To determine the extent to which knowledge from clinical trial protocols is transferred to nonparticipating patients.
Retrospective review of prospectively collected data from a large clinical trial.
Six level-1 international trauma centers.
We compared rates and timing of reoperation in a subset of patients enrolled in the Study to Prospectively evaluate Reamed Intramedullary Nails in Patients with Tibial Fractures (SPRINT) to concurrent patients who were eligible but not enrolled. This was a retrospective review of prospectively collected trial data. The records of 6 of the original SPRINT centers were searched for non-SPRINT patients who underwent intramedullary nailing of a closed tibial fracture. The rate and timing of reoperation were compared. A P < 0.05 was considered significant.
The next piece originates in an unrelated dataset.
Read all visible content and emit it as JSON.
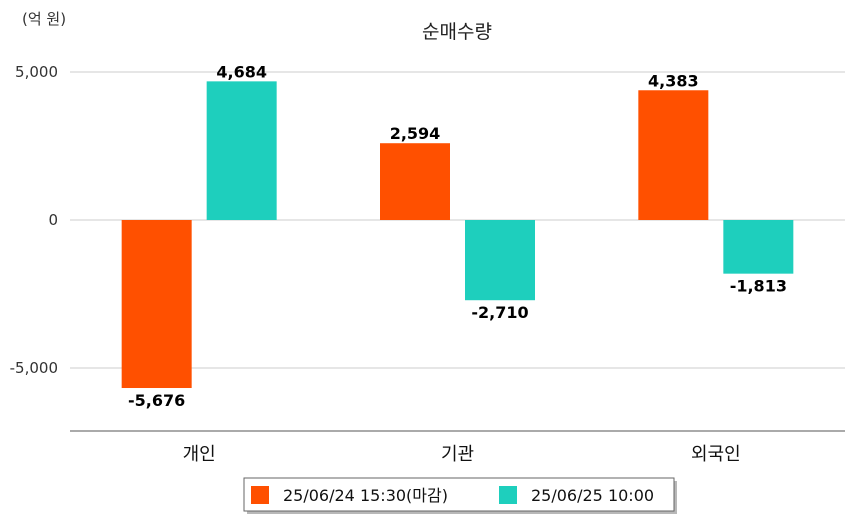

One hundred fourteen non-SPRINT patients were compared with 328 patients enrolled in SPRINT from those same sites. There were 7 reoperations (6.1%) in non-SPRINT patients versus 18 (5.2%) in SPRINT patients [odds ratio (OR) 1.19, 95% confidence interval (CI) 0.41 to 3.13; P = 0.811]. There was no difference in the time to reoperation between the SPRINT and non-SPRINT patients (6.2 vs. 6.8 months, 95% CI of the difference −3.8 to 2.6; P = 0.685) or in the proportion of patients who underwent reoperation before 6 months (29% vs. 43%; OR 1.75; 95% CI 0.18 to 15.41; P = 0.647).
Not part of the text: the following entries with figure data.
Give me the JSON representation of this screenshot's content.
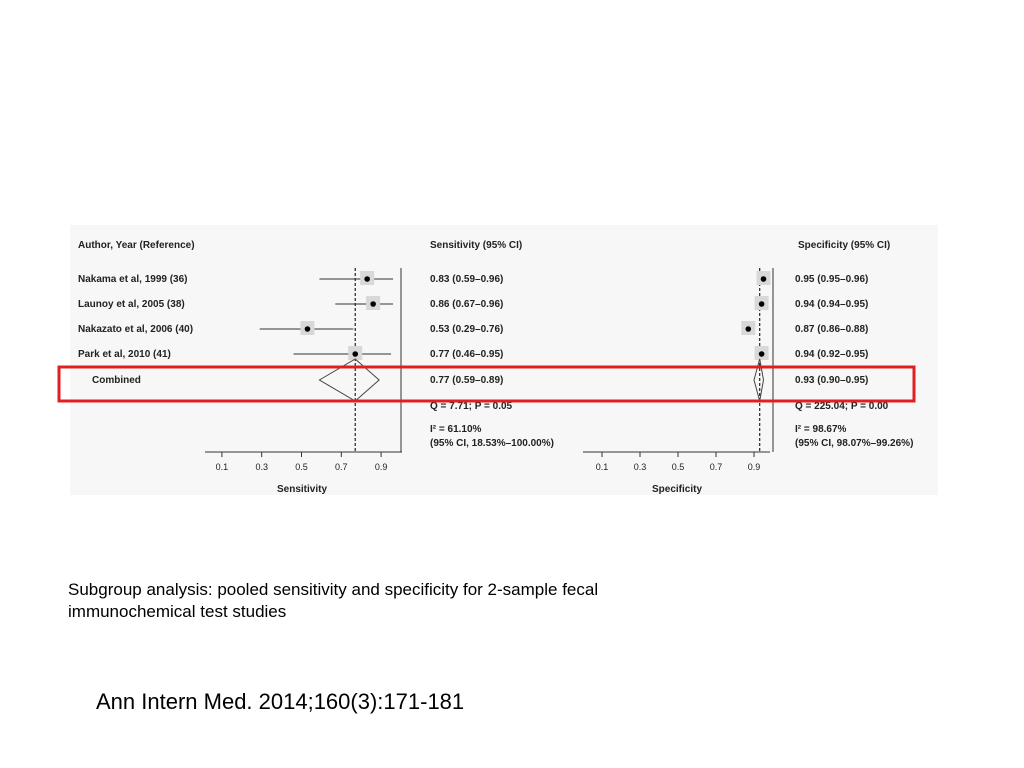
{
  "chart_data": {
    "type": "forest",
    "headers": {
      "study": "Author, Year (Reference)",
      "sensitivity": "Sensitivity (95% CI)",
      "specificity": "Specificity (95% CI)"
    },
    "studies": [
      {
        "label": "Nakama et al, 1999 (36)",
        "sens": 0.83,
        "sens_lo": 0.59,
        "sens_hi": 0.96,
        "sens_text": "0.83 (0.59–0.96)",
        "spec": 0.95,
        "spec_lo": 0.95,
        "spec_hi": 0.96,
        "spec_text": "0.95 (0.95–0.96)"
      },
      {
        "label": "Launoy et al, 2005 (38)",
        "sens": 0.86,
        "sens_lo": 0.67,
        "sens_hi": 0.96,
        "sens_text": "0.86 (0.67–0.96)",
        "spec": 0.94,
        "spec_lo": 0.94,
        "spec_hi": 0.95,
        "spec_text": "0.94 (0.94–0.95)"
      },
      {
        "label": "Nakazato et al, 2006 (40)",
        "sens": 0.53,
        "sens_lo": 0.29,
        "sens_hi": 0.76,
        "sens_text": "0.53 (0.29–0.76)",
        "spec": 0.87,
        "spec_lo": 0.86,
        "spec_hi": 0.88,
        "spec_text": "0.87 (0.86–0.88)"
      },
      {
        "label": "Park et al, 2010 (41)",
        "sens": 0.77,
        "sens_lo": 0.46,
        "sens_hi": 0.95,
        "sens_text": "0.77 (0.46–0.95)",
        "spec": 0.94,
        "spec_lo": 0.92,
        "spec_hi": 0.95,
        "spec_text": "0.94 (0.92–0.95)"
      }
    ],
    "combined": {
      "label": "Combined",
      "sens": 0.77,
      "sens_lo": 0.59,
      "sens_hi": 0.89,
      "sens_text": "0.77 (0.59–0.89)",
      "spec": 0.93,
      "spec_lo": 0.9,
      "spec_hi": 0.95,
      "spec_text": "0.93 (0.90–0.95)"
    },
    "heterogeneity": {
      "sens_q": "Q = 7.71; P = 0.05",
      "sens_i2": "I² = 61.10%",
      "sens_ci": "(95% CI, 18.53%–100.00%)",
      "spec_q": "Q = 225.04; P = 0.00",
      "spec_i2": "I² = 98.67%",
      "spec_ci": "(95% CI, 98.07%–99.26%)"
    },
    "x_ticks": [
      0.1,
      0.3,
      0.5,
      0.7,
      0.9
    ],
    "x_tick_labels": [
      "0.1",
      "0.3",
      "0.5",
      "0.7",
      "0.9"
    ],
    "xlim": [
      0.0,
      1.0
    ],
    "sens_xlabel": "Sensitivity",
    "spec_xlabel": "Specificity",
    "highlight_color": "#e02020"
  },
  "caption": {
    "line1": "Subgroup analysis: pooled sensitivity and specificity for 2-sample fecal",
    "line2": "immunochemical test studies"
  },
  "citation": "Ann Intern Med. 2014;160(3):171-181"
}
Patients not enrolled in SPRINT had similarly low rates of reoperation for nonunion, and the average time to reoperation for both groups was longer than 6 months. A 6-month waiting period may have allowed slow-to-heal fractures adequate time to heal, thereby reducing the rate of diagnosis of nonunion. As such, this waiting period could contribute to lower-than-expected reoperation rates for nonunion. It is possible that clinical trials may beneficially influence the care of nonenrolled patients.
Level of Evidence:
Prognostic level II. See Instructions for Authors for a complete description of levels of evidence.